Fraktion will Wechsel vom Gymnasium in Klasse 11 der Stadtteilschule erlauben. Hamburgs Schulsenator Ties Rabe hatte dies ausgeschlossen.

Hamburg. Diese Erfahrung bleibt den Abgeordneten der Opposition meistens verwehrt: Die Mehrheitsfraktion der SPD will morgen in der Bürgerschaft einem Antrag der oppositionellen FDP zur größeren Flexibilität beim Wechsel zwischen Gymnasium und Stadtteilschule zustimmen. Danach soll es künftig möglich sein, dass Schüler am Ende der Klasse 10 vom Gymnasium in die elfte Klasse der Stadtteilschule wechseln können. Genau diesen Weg hatte Schulsenator Ties Rabe (SPD) per Verordnung mit Ende dieses Schuljahres verschlossen.

Der Wechsel kommt vor allem für die Schüler in Betracht, die in der Oberstufe etwas längere Zeit bis zum Abitur benötigen: Statt zwei, wie auf dem Gymnasium, haben sie auf der Stadtteilschule drei Jahre Zeit. Die Zahl der Wechsler war von 2010 mit 61 auf zuletzt 101 Gymnasiasten gestiegen.

"Wir freuen uns, dass die SPD unserer Initiative zustimmt. Das nimmt den Druck aus der G8-Problematik, die auf vielen Eltern und Schülern immer noch lastet", sagte die FDP-Bildungspolitikerin Anna von Treuenfels. "Wir mussten abwägen", sagte der SPD-Schulpolitiker Lars Holster. Auf der einen Seite stand das Argument, Eltern könnten ihre Kinder erst einmal für die fünfte Klasse des Gymnasiums anmelden, später bliebe ja noch der "Ausweg" Stadtteilschule, wenn es nicht so gut läuft. "Auf der anderen Seite können wir mit dem Schulformwechsel am Ende der Klasse 10 die Oberstufen der Stadtteilschulen stärken. Das ist uns wichtiger", sagte Holster.

Trotz der gestiegenen Belastung und der geringeren Freizeit, über die nach wie vor Schüler auf dem achtstufigen Gymnasium klagen, belegt die aktuelle KESS 12 - Studie ("Kompetenzen und Einstellungen von Schülerinnen und Schülern", siehe Text unten), dass die Schulzeitverkürzung nicht zu einem Leistungseinbruch führt. Beim direkten Vergleich mit dem Abi-Jahrgang 2005, der nach neun Gymnasialjahren Abitur machte, schnitt vor allem die Leistungsspitze besser ab. Getestet wurden nach identischen Verfahren die Kompetenzen in den Fächern Englisch, Mathematik und im Bereich naturwissenschaftliche Grundbildung.
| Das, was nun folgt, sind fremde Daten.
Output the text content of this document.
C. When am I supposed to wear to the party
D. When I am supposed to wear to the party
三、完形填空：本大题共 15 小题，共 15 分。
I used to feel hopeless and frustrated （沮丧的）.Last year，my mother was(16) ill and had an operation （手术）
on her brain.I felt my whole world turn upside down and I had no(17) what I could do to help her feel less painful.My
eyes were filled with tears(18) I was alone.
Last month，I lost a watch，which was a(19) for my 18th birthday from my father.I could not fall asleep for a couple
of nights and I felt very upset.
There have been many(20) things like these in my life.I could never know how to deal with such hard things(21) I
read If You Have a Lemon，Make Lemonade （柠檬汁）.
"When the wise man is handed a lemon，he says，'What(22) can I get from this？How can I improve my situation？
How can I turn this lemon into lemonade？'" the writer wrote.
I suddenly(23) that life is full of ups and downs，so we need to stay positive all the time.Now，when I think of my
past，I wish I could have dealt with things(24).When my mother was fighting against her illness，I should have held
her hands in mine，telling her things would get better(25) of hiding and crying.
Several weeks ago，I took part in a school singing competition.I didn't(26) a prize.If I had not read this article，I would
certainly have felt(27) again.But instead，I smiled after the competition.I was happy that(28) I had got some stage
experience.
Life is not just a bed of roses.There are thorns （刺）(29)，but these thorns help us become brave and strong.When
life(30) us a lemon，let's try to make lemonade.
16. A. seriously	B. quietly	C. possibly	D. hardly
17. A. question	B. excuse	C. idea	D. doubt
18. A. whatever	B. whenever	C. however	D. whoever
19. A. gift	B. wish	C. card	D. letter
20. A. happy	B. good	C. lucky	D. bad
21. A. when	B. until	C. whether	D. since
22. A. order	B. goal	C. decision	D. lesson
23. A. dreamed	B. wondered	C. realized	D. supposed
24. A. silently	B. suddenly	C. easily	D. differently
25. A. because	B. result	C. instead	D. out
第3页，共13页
"Die Ergebnisse zeigen, dass sowohl die Einführung des G 8 als auch die stärkere Leistungsorientierung der Gymnasien - etwa durch zentrale Prüfungen - unter den CDU-Senaten richtig war", sagte der CDU-Bildungspolitiker Robert Heinemann. Besonders beeindruckend sei, dass sich die Leistungen trotz der deutlichen Erhöhung der Abiturientenquote um 33 Prozent verbessert hätten.

Zu einem völlig anderen Ergebnis kommt Heinemanns Fraktionskollege, der parteilose Abgeordnete Walter Scheuerl. "Die G8-Abiturienten haben schlechtere Leistungen erzielt als ihre Vorgänger 2005 im G 9", sagte Scheuerl. Der Anwalt bezieht sich auf zwei der fünf Einzeltests im Englischen, bei denen nur die Leistungsspitze 2011 besser ist als 2005. Bei der mathematischen Grundbildung ist das untere Viertel des Leistungsspektrums 2011 schwächer als sechs Jahre zuvor.

Linken-Fraktionschefin Dora Heyenn wirft den früheren Senaten und dem aktuellen Versäumnisse vor: "Die Politik hat mit der unvorbereiteten Einführung des G8 Schüler, Eltern und Lehrer alleingelassen." Viele Jugendliche klagten, dass sie kaum noch Freizeit hätten. "Wir hoffen, dass der Positivtrend der Gymnasien sich auch an den Stadtteilschulen abbildet", sagte die Grünen-Abgeordnete Stefanie von Berg. Die Ergebnisse der Leistungen der Abiturienten an Stadtteilschulen will Rabe im Frühjahr präsentieren.